David Browne is a contributing editor to Rolling Stone. For many years, he was the music critic at Entertainment Weekly, where he started in 1990 as part of the magazine's launch. In the course of that job, he reviewed nearly 1300 albums and profiled everyone from Leonard Cohen and James Taylor to action film stars and the cast of "Beverly Hills 90210" (first season post-Shannon). In 1995, he was awarded a Music Journalism Award for excellence in criticism for an essay on the cultural significance of John Tesh (and no, he's not kidding).

His articles and reviews have appeared in a wide range of publications (Rolling Stone, the New York Times, New York Magazine, Blender. Spin, Sports Illustrated, Wired) and websites (Time, the New Republic, the Poetry Foundation). In his rare free time, he also blogs for the Huffington Post and reviews new music releases for National Public Radio's website. David received his B.A. in journalism from New York University, after which he was an editor and writer at two now-defunct music magazines of the '80s, Music & Sound Output and High Fidelity. He began writing a column on indie rock for the New York Daily News, which, to his surprise and delight, turned into a full-time job at the newspaper.

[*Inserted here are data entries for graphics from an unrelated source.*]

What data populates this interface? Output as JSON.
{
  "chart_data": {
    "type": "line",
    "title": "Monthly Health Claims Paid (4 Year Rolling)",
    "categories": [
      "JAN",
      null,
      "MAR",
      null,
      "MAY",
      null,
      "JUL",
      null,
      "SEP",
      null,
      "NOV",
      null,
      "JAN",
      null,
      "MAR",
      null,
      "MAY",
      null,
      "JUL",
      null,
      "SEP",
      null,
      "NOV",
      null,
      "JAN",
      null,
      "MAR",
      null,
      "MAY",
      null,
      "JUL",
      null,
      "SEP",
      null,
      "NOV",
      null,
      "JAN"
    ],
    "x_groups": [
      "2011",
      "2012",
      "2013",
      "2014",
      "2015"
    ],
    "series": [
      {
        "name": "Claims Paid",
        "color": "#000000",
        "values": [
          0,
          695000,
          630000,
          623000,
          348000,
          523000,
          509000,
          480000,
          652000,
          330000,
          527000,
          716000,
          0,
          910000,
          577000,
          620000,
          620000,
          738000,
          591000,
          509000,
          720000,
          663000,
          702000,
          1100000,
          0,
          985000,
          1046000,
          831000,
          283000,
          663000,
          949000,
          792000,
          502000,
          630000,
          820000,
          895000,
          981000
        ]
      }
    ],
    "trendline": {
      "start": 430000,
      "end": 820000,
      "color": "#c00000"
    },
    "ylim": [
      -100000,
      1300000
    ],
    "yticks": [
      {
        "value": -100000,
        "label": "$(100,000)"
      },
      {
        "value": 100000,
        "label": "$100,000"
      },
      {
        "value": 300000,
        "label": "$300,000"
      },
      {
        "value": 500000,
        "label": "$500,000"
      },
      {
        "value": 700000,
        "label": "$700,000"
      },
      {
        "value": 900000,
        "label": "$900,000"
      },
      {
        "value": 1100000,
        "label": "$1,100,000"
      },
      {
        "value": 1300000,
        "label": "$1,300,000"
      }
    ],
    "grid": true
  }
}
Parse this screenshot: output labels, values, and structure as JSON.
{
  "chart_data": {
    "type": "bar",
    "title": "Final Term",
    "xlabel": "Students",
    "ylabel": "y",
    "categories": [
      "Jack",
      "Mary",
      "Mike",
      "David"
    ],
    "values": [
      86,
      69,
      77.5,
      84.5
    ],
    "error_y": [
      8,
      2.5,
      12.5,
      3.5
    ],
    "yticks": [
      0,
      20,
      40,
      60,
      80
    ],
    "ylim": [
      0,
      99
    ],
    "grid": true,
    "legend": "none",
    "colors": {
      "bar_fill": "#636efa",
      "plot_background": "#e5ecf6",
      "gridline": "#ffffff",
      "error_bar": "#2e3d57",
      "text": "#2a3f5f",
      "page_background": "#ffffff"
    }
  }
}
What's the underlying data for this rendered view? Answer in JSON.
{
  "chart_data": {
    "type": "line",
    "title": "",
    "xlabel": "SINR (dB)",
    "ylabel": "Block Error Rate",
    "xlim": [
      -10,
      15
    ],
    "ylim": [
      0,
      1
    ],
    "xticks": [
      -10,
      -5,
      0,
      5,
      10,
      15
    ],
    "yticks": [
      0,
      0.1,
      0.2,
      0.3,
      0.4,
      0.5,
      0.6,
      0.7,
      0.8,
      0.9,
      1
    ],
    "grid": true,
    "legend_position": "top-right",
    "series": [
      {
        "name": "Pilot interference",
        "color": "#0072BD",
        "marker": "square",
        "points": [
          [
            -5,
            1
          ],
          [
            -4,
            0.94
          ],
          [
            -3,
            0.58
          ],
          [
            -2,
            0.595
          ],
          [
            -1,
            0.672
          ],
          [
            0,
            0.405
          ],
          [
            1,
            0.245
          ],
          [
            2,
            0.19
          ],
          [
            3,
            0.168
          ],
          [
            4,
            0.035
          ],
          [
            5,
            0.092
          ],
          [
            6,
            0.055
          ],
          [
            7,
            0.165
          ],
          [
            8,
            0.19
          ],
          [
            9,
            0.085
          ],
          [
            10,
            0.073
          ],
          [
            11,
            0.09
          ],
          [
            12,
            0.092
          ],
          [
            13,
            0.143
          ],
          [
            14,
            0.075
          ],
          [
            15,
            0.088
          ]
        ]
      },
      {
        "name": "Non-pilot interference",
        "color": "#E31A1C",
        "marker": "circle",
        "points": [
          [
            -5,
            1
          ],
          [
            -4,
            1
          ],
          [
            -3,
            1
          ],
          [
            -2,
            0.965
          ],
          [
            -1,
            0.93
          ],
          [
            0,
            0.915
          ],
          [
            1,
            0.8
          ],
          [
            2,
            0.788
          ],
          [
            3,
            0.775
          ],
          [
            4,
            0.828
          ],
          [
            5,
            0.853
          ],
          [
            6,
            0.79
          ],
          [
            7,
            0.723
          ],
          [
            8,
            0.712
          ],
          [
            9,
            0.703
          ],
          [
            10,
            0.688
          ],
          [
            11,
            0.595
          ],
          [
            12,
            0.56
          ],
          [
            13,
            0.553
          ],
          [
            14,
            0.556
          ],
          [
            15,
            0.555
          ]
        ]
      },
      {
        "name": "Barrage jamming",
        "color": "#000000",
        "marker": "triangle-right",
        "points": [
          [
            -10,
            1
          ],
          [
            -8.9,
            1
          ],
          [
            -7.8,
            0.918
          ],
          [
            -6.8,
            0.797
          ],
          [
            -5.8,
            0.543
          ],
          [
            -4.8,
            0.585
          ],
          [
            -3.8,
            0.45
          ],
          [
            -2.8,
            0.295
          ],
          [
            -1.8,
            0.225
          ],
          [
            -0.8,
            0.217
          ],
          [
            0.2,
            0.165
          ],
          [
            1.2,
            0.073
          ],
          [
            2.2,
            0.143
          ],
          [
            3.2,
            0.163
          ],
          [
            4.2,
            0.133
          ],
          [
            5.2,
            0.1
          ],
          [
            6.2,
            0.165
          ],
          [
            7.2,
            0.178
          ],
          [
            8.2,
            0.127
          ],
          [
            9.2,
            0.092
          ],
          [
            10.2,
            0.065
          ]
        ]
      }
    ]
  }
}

David is also the author of three books: "Dream Brother: The Lives and Music of Jeff and Tim Buckley" (2001), which has been published in the U.S., the U.K., France, Italy, and Australia, and "Amped: How Big Air, Big Dollars and a New Generation Took Sports to the Extreme" (2004). His third, "Goodbye 20th Century: A Biography of Sonic Youth," was published in June 2008 by Da Capo. Salon called it "compelling and rollicking," Vanity Fair dubbed it "an expressway to the soul of the influential band," and Publishers Weekly was nice enough to call it "compulsively readable."